Mit "Bleiben Sie schön neugierig!" pflegte Hans-Joachim Wolfram die Zuschauer seiner Kultsendung "Außenseiter-Spitzenreiter" zu verabschieden. Das Mendelssohn Kammerorchester Leipzig hat sich diese Aufforderung ebenfalls zueigen gemacht und einen entsprechenden Haupttitel samt eines präzisierenden Untertitels für seine Konzerte im Mendelssohn-Saal des Leipziger Gewandhauses in der Saison 2011/12 gewählt. Dabei ist das mit dem Humor so eine Sache, wie auch Moderator Peter Korfmacher bemerkt: Nicht alle Werke dieses Abends führen dazu, daß der Hörer vor Lachen unter dem Stuhl liegt - aber es gibt eine feinsinnige Schichtung vielerlei humoristischer Schattierungen im Programm.
Das geht schon in den eröffnenden Two Pieces von Frank Bridge los, hier zu hören in einer Streichorchesterfassung von Paul Hindmarsh, während das Original vier Stücke umfaßt und für Streichquartett geschrieben ist. Bridge, der Nachwelt hauptsächlich bekannt als Lehrer von Benjamin Britten, stellt unter Beweis, daß er ebenso anachronistisch wie zukunftsweisend komponieren kann, und Dirigent Peter Bruns läßt das MKO im "Valse Intermezzo" derart flüssig walzieren, daß mehr daraus entsteht als nur ein simples Intermezzo. Auch die kleinen Verharrungen unterbrechen den Fluß nicht, nur die Tempoherausnahme im Mittelteil widersetzt sich dem "Panta rhei"-Motto - und dann setzt Bridge plötzlich einen witzigen Kontrapunkt in Gestalt eines lärmorientierten Schlusses. Das Scherzo Phantastick wiederum geht fast als Frühform des Progressive Rock durch: häufige Beatwechsel, ein von zahlreichen verschleppten Breaks gerahmtes flottes Hauptthema, eine Reihe witziger Einfälle, Offbeats aus der Rhythmusabteilung, die hier von den Tiefstreichern gestellt wird - fertig ist eine kleine Perle, die das MKO an diesem Abend auch gehörig aufpoliert.
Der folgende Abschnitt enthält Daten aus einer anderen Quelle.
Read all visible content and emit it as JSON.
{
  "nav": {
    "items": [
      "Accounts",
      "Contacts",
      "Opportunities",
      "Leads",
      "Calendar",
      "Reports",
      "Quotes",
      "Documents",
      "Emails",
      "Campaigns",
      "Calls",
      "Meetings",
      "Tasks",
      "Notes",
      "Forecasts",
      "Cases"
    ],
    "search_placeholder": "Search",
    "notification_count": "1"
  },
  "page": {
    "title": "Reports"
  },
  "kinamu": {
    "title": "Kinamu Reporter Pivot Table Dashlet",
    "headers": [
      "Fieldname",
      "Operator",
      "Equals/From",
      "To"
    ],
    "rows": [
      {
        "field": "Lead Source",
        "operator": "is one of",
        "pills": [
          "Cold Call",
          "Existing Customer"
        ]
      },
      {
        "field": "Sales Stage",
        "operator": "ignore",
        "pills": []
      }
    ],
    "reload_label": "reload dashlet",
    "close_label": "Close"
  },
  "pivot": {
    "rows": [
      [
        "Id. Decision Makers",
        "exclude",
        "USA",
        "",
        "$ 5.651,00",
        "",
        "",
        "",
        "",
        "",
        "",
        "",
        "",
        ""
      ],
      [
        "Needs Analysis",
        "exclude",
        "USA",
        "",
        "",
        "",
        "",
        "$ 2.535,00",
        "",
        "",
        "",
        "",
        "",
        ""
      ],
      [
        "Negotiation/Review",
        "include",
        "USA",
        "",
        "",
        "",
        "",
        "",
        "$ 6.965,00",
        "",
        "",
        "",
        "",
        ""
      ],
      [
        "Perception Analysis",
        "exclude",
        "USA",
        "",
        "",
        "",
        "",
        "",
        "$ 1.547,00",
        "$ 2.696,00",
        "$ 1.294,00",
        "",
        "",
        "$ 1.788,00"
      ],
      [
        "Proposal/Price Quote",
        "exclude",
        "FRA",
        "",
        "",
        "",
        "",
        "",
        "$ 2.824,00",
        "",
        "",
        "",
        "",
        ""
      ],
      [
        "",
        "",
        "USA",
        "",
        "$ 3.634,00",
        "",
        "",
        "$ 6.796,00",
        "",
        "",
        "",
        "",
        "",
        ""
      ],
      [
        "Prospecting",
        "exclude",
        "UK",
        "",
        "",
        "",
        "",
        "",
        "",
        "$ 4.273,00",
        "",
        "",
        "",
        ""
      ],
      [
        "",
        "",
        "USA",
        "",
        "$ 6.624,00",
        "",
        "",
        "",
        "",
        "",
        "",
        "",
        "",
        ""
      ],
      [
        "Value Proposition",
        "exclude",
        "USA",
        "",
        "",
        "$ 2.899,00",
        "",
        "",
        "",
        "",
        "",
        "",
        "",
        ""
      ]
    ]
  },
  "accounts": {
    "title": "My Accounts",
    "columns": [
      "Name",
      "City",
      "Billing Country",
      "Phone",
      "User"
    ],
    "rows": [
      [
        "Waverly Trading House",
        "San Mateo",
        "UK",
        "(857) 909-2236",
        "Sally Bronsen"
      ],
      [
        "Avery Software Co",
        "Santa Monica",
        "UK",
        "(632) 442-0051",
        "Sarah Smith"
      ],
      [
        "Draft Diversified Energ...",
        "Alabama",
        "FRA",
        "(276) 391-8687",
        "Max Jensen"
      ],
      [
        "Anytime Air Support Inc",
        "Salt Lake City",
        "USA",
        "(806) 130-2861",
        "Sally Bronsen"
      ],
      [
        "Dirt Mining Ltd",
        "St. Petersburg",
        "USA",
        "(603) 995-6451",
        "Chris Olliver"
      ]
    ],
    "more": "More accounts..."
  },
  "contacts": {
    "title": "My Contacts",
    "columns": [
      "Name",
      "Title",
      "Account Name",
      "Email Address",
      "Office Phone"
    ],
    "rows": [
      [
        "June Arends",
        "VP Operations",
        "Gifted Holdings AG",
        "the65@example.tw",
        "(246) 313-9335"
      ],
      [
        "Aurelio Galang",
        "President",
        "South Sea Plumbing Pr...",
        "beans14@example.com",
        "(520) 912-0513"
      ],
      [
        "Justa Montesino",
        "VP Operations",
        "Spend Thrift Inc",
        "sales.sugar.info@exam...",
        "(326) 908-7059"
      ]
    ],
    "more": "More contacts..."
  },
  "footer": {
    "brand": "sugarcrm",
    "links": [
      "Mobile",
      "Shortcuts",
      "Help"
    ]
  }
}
Mit dem Humorgehalt des nächsten Stückes ist's so eine Sache: Zumindest so vordergründig wie in manchem anderen Werk Joseph Haydns (es fällt einem natürlich sofort der simulierte sinfonische Paukenschlag ein) tritt nicht mal ein Augenzwinkern in der Sinfonie Nr. 63 "La Roxolane" in Erscheinung. Das macht freilich nichts, und die hörbare Spielfreude des Orchesters zaubert dem Hörer dann doch ein Dauerlächeln ins Gesicht, zumindest fast durchgehend - im ersten Satz "Allegro" nervt die Flöte vor allem in den lange ausgehaltenen Tönen noch etwas. Trotz gewissen Bombastfaktors bleiben aber alle Hauptlinien klar durchhörbar. Das Allegretto an zweiter Satzstelle bringt in der MKO-Interpretation dann das Kunststück fertig, recht zurückhaltend zu agieren, aber trotzdem einen unwiderstehlich drückenden bzw. treibenden Grunddrive zu erzeugen, dem man sich als Hörer kaum entziehen kann. Der laute Schluß schielt schon in den dritten Satz, das Menuet, hinüber, wo das nächste Kunststück lauert: Bruns läßt die Pausen recht lange ausspielen, ohne damit aber den Groove entscheidend zu kappen. Einige kleine Probleme in der Feinabstimmung sollten nicht überbewertet werden, denn im "Presto" überschriebenen Finale mit seinen bizarren Wechseln zwischen den jeweils die Tempomacherfunktion ausübenden Stimmen gibt's nochmal locker-flockigen Speed vom Faß, und das in allerhöchster Qualität. Wer übrigens wissen will, was sich hinter dem Begriff "Roxolane" verbirgt, der darf intensive Studien zur Geschichte der Kaukasusvölker betreiben ...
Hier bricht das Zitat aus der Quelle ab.